Another way coders can protect their databases is to create procedures, functions, and views to present the data without providing access to the base tables. This helps to abstract the actual schema and allows access to be controlled at the abstraction layer, restricting access altogether to the tables themselves. This approach also has the benefit of more easily accommodating changes to the application as well as to the underlying data structure. In some cases, the database team won’t have this option because of application requirements or the technologies being used, such as a data abstraction layer, but when it is possible, providing this extra layer of protection can be well worth the effort.

There are, of course, plenty of other coding practices that can result in compromised data. The key is to make certain that all code is reviewed and tested for vulnerabilities, before it is implemented in production.

Failure #11: Not verifying SQL Server implementations

Regardless of the safeguards you’ve implemented to protect your SQL Server databases and their data, security can be breached without you being aware that something is wrong. The only way you can fully protect your data is to monitor and verify your SQL Server installations. Monitoring in this sense does not refer to auditing (which we’ll discuss shortly), but to the process of assuring that everything is running as it should, the data is intact, and nothing too strange is going on.

For example, you should be monitoring CPU, memory, and disk usage, not only for performance considerations, but also to ensure you’re not seeing any anomalies that might point to such issues as illegal data downloads or malware accessing or modifying the databases and their data. Activity monitoring can also be a useful stopgap measure until you get a chance to apply the latest security patches. You should take whatever steps might help you expose abuses that would otherwise go unnoticed-until it’s too late.

You can also make use of such tools as DBCC CHECKDB, which can help uncover data corruption as a result of a cyber-attack or illegal access. Spot-checking security-related configuration settings can also be useful in discovering if a rogue user has gained access and is wreaking havoc on the permissions or other settings. In general, you want to check your databases to make sure they’re doing only what they’re supposed to be doing and that data is in the state you expect it to be.

You can also make use of such tools as SQL Server Best Practices Analyzer. The Analyzer is free and can help you gather information about security settings and identify vulnerabilities. The tool uses SQL Server recommendations and best practices to uncover potential security risks. And don’t forget the server hosting SQL Server. For example, you (or an IT administrator) can use Microsoft Security Compliance Manager to enhance the server’s security via Group Policy.

Failure #12: Failing to audit your SQL Server instances

Auditing is a big topic, too big to cover in just a few paragraphs, but it is a topic too important not to mention. One of the most beneficial steps you can take as part of a complete security strategy is to implement auditing. If you’re not monitoring user activity, you might be opening yourself up to severe consequences in the form of corrupt or compromised data.

You have several options for auditing your systems.
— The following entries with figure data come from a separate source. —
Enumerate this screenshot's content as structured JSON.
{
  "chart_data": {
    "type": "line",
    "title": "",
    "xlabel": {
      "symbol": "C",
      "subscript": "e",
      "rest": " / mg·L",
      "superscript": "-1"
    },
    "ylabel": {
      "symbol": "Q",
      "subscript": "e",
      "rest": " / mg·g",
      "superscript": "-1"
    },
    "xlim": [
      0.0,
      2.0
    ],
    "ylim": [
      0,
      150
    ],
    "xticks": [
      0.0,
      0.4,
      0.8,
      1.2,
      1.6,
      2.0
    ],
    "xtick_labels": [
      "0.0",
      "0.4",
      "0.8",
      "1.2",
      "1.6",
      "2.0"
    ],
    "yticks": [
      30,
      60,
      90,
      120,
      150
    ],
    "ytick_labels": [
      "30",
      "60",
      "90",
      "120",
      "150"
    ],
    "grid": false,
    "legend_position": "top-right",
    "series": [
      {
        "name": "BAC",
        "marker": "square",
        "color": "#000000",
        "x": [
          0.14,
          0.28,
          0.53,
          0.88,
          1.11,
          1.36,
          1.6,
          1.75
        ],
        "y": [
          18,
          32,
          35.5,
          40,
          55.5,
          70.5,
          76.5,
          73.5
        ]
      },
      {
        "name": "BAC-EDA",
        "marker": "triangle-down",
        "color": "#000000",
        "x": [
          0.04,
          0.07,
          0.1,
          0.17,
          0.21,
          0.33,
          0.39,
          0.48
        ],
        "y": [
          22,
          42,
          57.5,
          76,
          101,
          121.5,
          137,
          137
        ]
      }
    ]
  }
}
You can use SQL Server’s built-in features (which have greatly improved since SQL Server 2008), or you can implement one of many available third-party solutions, which usually come in the form of host-based agents or network-based monitors. There are pros and cons to any solution, with performance and cost being two of the main considerations. The important point is to maintain an audit trail of all access to sensitive data. Without such an audit trail, you risk being out of compliance as well as having your data compromised.
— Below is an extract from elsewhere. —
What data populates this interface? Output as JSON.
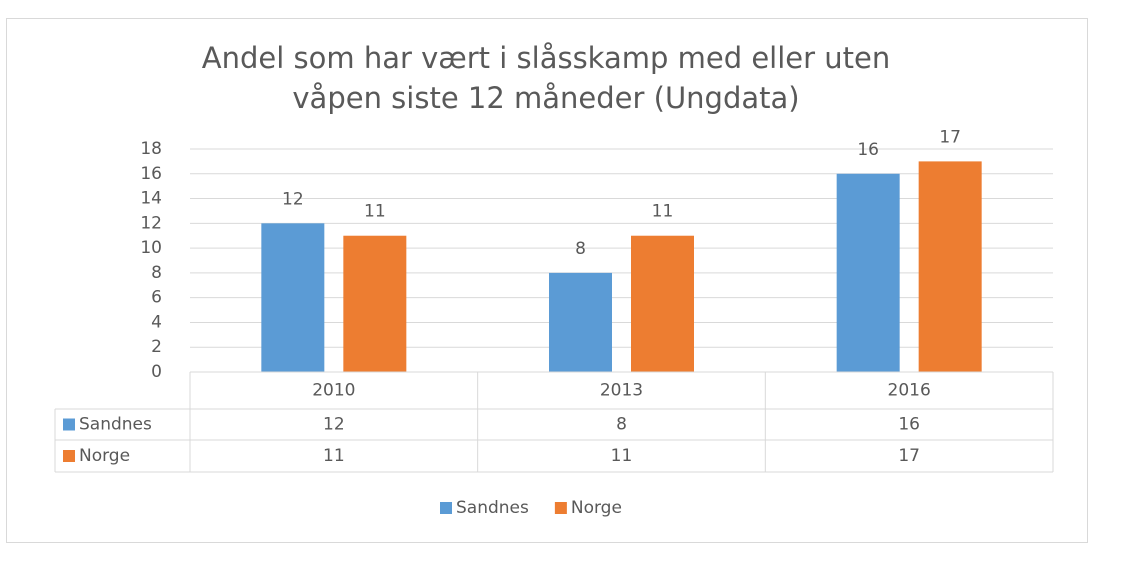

You will, of course, have to balance the overhead that comes with auditing against the need to protect sensitive information. You’ll have to take this on a case-by-case basis. Determine the level of granularity needed to ensure a credible audit as well as which operations and data should be audited. At the very least, you should audit both successful and failed login attempts. Also keep in mind any compliance-related requirements that might govern your auditing strategy.